The residential tax rate will remain at $0.815 per $100 assessed value and the commercial rate will stay the same at $1.825 per $100 assessed value.
Warden Robert Parker said this year’s budget was one of the most difficult to balance without a tax increase in many years.
“Through hard work by staff and determination by all, we achieved our goal, a balanced budget,” Warden Parker said.
Residents may still notice an increase on their tax bills because of an increase in assessed property values, which has climbed provincewide.
In Pictou County, property values, which are determined by the Property Valuation Services Corporation, have risen 12 per cent in the last year. The Capped Assessment Calculation is based on the Nova Scotia Consumer Price Index and is 7.7 per cent for 2023.

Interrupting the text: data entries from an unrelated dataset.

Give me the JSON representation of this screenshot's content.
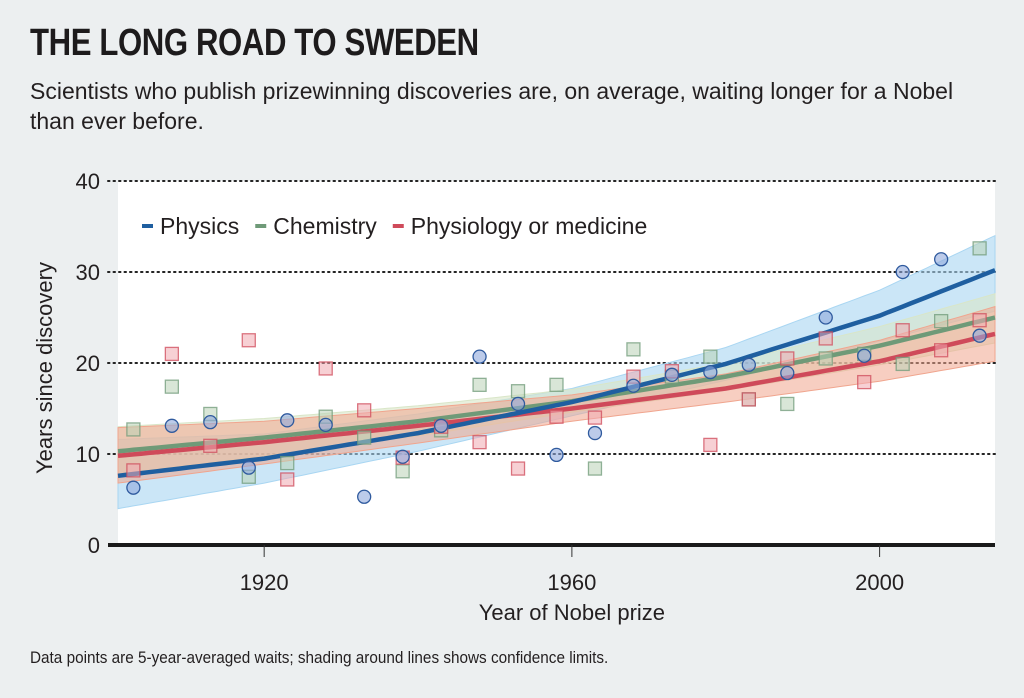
{
  "header": {
    "title": "THE LONG ROAD TO SWEDEN",
    "subtitle": "Scientists who publish prizewinning discoveries are, on average, waiting longer for a Nobel than ever before."
  },
  "footnote": "Data points are 5-year-averaged waits; shading around lines shows confidence limits.",
  "colors": {
    "physics": "#1f5fa0",
    "chemistry": "#6f9a78",
    "medicine": "#cf4a5a",
    "physics_band": "#a9d6f2",
    "chemistry_band": "#d9e6c8",
    "medicine_band": "#f0a58e",
    "plot_bg": "#ffffff",
    "page_bg": "#eceff0"
  },
  "chart_data": {
    "type": "scatter",
    "title": "THE LONG ROAD TO SWEDEN",
    "xlabel": "Year of Nobel prize",
    "ylabel": "Years since discovery",
    "xlim": [
      1901,
      2015
    ],
    "ylim": [
      0,
      40
    ],
    "xticks": [
      1920,
      1960,
      2000
    ],
    "yticks": [
      0,
      10,
      20,
      30,
      40
    ],
    "grid": "horizontal dotted",
    "legend": "top-left",
    "x": [
      1903,
      1908,
      1913,
      1918,
      1923,
      1928,
      1933,
      1938,
      1943,
      1948,
      1953,
      1958,
      1963,
      1968,
      1973,
      1978,
      1983,
      1988,
      1993,
      1998,
      2003,
      2008,
      2013
    ],
    "series": [
      {
        "name": "Physics",
        "marker": "circle",
        "values": [
          6.3,
          13.1,
          13.5,
          8.5,
          13.7,
          13.2,
          5.3,
          9.7,
          13.1,
          20.7,
          15.5,
          9.9,
          12.3,
          17.5,
          18.7,
          19.0,
          19.8,
          18.9,
          25.0,
          20.8,
          30.0,
          31.4,
          23.0
        ],
        "trend": {
          "x": [
            1901,
            1920,
            1940,
            1960,
            1980,
            2000,
            2015
          ],
          "y": [
            7.6,
            9.5,
            12.3,
            15.7,
            19.9,
            25.2,
            30.2
          ]
        },
        "band_upper": [
          4.0,
          6.8,
          10.3,
          14.2,
          18.1,
          22.4,
          25.7
        ],
        "band_lower": [
          11.6,
          12.2,
          14.4,
          17.2,
          21.7,
          28.0,
          34.0
        ]
      },
      {
        "name": "Chemistry",
        "marker": "square",
        "values": [
          12.7,
          17.4,
          14.4,
          7.5,
          9.0,
          14.1,
          11.8,
          8.1,
          12.6,
          17.6,
          16.9,
          17.6,
          8.4,
          21.5,
          18.5,
          20.7,
          16.0,
          15.5,
          20.5,
          21.0,
          19.9,
          24.6,
          32.6
        ],
        "trend": {
          "x": [
            1901,
            1920,
            1940,
            1960,
            1980,
            2000,
            2015
          ],
          "y": [
            10.3,
            11.8,
            13.6,
            15.8,
            18.5,
            21.9,
            25.0
          ]
        },
        "band_upper": [
          7.8,
          9.8,
          12.0,
          14.6,
          17.0,
          19.8,
          22.2
        ],
        "band_lower": [
          13.0,
          13.9,
          15.3,
          17.1,
          20.0,
          24.0,
          27.6
        ]
      },
      {
        "name": "Physiology or medicine",
        "marker": "square",
        "values": [
          8.2,
          21.0,
          10.9,
          22.5,
          7.2,
          19.4,
          14.8,
          9.6,
          13.0,
          11.3,
          8.4,
          14.1,
          14.0,
          18.5,
          19.1,
          11.0,
          16.0,
          20.5,
          22.7,
          17.9,
          23.6,
          21.4,
          24.7
        ],
        "trend": {
          "x": [
            1901,
            1920,
            1940,
            1960,
            1980,
            2000,
            2015
          ],
          "y": [
            9.8,
            11.3,
            13.1,
            15.0,
            17.2,
            20.2,
            23.2
          ]
        },
        "band_upper": [
          6.8,
          8.9,
          11.2,
          13.6,
          15.7,
          18.0,
          20.2
        ],
        "band_lower": [
          12.9,
          13.6,
          15.0,
          16.5,
          18.8,
          22.5,
          26.2
        ]
      }
    ]
  }
}
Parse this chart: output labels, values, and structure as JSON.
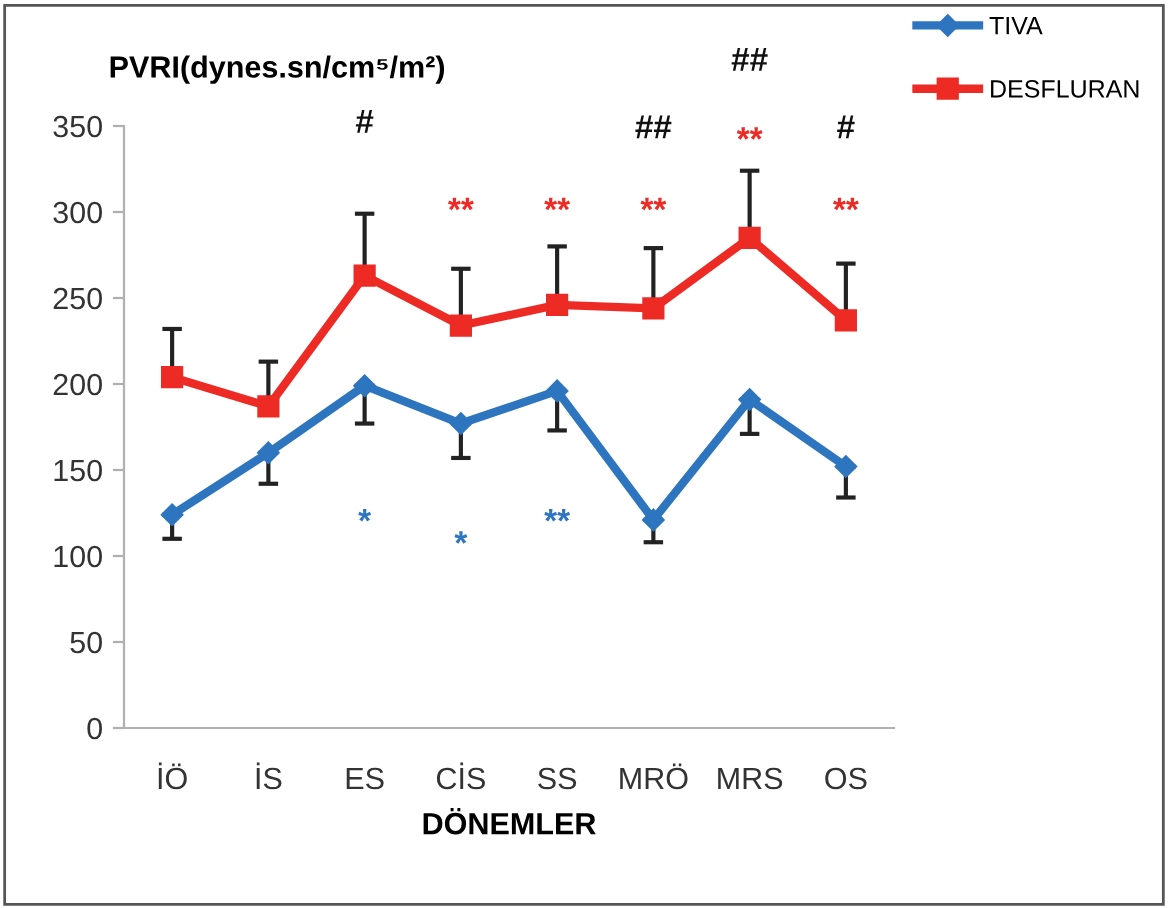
{
  "chart_data": {
    "type": "line",
    "ylabel": "PVRI(dynes.sn/cm⁵/m²)",
    "xlabel": "DÖNEMLER",
    "categories": [
      "İÖ",
      "İS",
      "ES",
      "CİS",
      "SS",
      "MRÖ",
      "MRS",
      "OS"
    ],
    "series": [
      {
        "name": "TIVA",
        "color": "#2e75c0",
        "marker": "diamond",
        "values": [
          124,
          160,
          199,
          177,
          196,
          121,
          191,
          152
        ],
        "errors": [
          [
            110,
            124
          ],
          [
            142,
            160
          ],
          [
            177,
            199
          ],
          [
            157,
            177
          ],
          [
            173,
            196
          ],
          [
            108,
            121
          ],
          [
            171,
            191
          ],
          [
            134,
            152
          ]
        ]
      },
      {
        "name": "DESFLURAN",
        "color": "#ee2a24",
        "marker": "square",
        "values": [
          204,
          187,
          263,
          234,
          246,
          244,
          285,
          237
        ],
        "errors": [
          [
            204,
            232
          ],
          [
            187,
            213
          ],
          [
            263,
            299
          ],
          [
            234,
            267
          ],
          [
            246,
            280
          ],
          [
            244,
            279
          ],
          [
            285,
            324
          ],
          [
            237,
            270
          ]
        ]
      }
    ],
    "ylim": [
      0,
      350
    ],
    "yticks": [
      0,
      50,
      100,
      150,
      200,
      250,
      300,
      350
    ],
    "legend": "top right",
    "annotations": [
      "#",
      "**",
      "**",
      "**",
      "##",
      "**",
      "##",
      "**",
      "#",
      "*",
      "*",
      "**"
    ]
  }
}
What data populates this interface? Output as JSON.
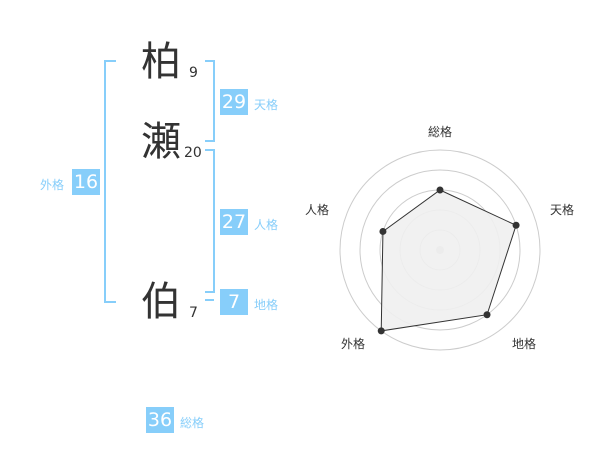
{
  "name": {
    "chars": [
      {
        "char": "柏",
        "strokes": "9"
      },
      {
        "char": "瀬",
        "strokes": "20"
      },
      {
        "char": "伯",
        "strokes": "7"
      }
    ]
  },
  "fortunes": {
    "tenkaku": {
      "label": "天格",
      "value": "29"
    },
    "jinkaku": {
      "label": "人格",
      "value": "27"
    },
    "chikaku": {
      "label": "地格",
      "value": "7"
    },
    "gaikaku": {
      "label": "外格",
      "value": "16"
    },
    "soukaku": {
      "label": "総格",
      "value": "36"
    }
  },
  "chart_data": {
    "type": "radar",
    "axes": [
      "総格",
      "天格",
      "地格",
      "外格",
      "人格"
    ],
    "values": [
      3,
      4,
      4,
      5,
      3
    ],
    "range": [
      0,
      5
    ],
    "rings": 5,
    "colors": {
      "fill": "#f0f0f0",
      "line": "#333333",
      "grid": "#cccccc",
      "accent": "#87cefa"
    }
  }
}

While the Municipality isn’t involved in setting assessed property values, Warden Parker said it’s something that council and staff wanted to be mindful of.
“Holding the tax rate was a high priority of council, this year especially, because of the increase in most property assessments,” Warden Parker said. “An increase in the tax rate would only have worsened the tax bill.”
While the MOPC has faced the same challenges of rising costs as many families within the county, staff have worked hard to keep expenses in check. Council has approved an operating budget of $23,277,798 for the 2023/2024 fiscal year.
“This will be a year of strict cost containment in all departments for careful adherence to the budget,” Warden Parker said.
The Municipality has seen rising costs in both education and protection services. The MOPC’s mandatory education contribution increased by 6.7 per cent to a total of $5.65 million. Police protection increased by 6 per cent for a total of $4.19 million.
One of the largest new expenses in this year’s budget is $1.4 million for the demolition of the former East Pictou School. The school opened in 1952 and was used for a high school and middle school for decades before closing in 2020.
After it closed, the building became the responsibility of the Municipality of Pictou County. Attempts to sell the building were unsuccessful.
Budget Demolition was the successful bidder on the demolition project.
Warden Parker said the cost for the demolition came in 50 percent higher than anticipated and dealing with the increased cost required some creative thinking to prevent a significant tax increase.
“Rather than a large tax increase, this cost will be spread over 10 years with dollars to come from the County’s reserves and paid back, with interest, to that same account,” he said.
He said the decision was difficult but necessary.
Council has also budgeted approximately $1.2 million for various grants. This money goes to support community groups and organizations that benefit the residents of Pictou County.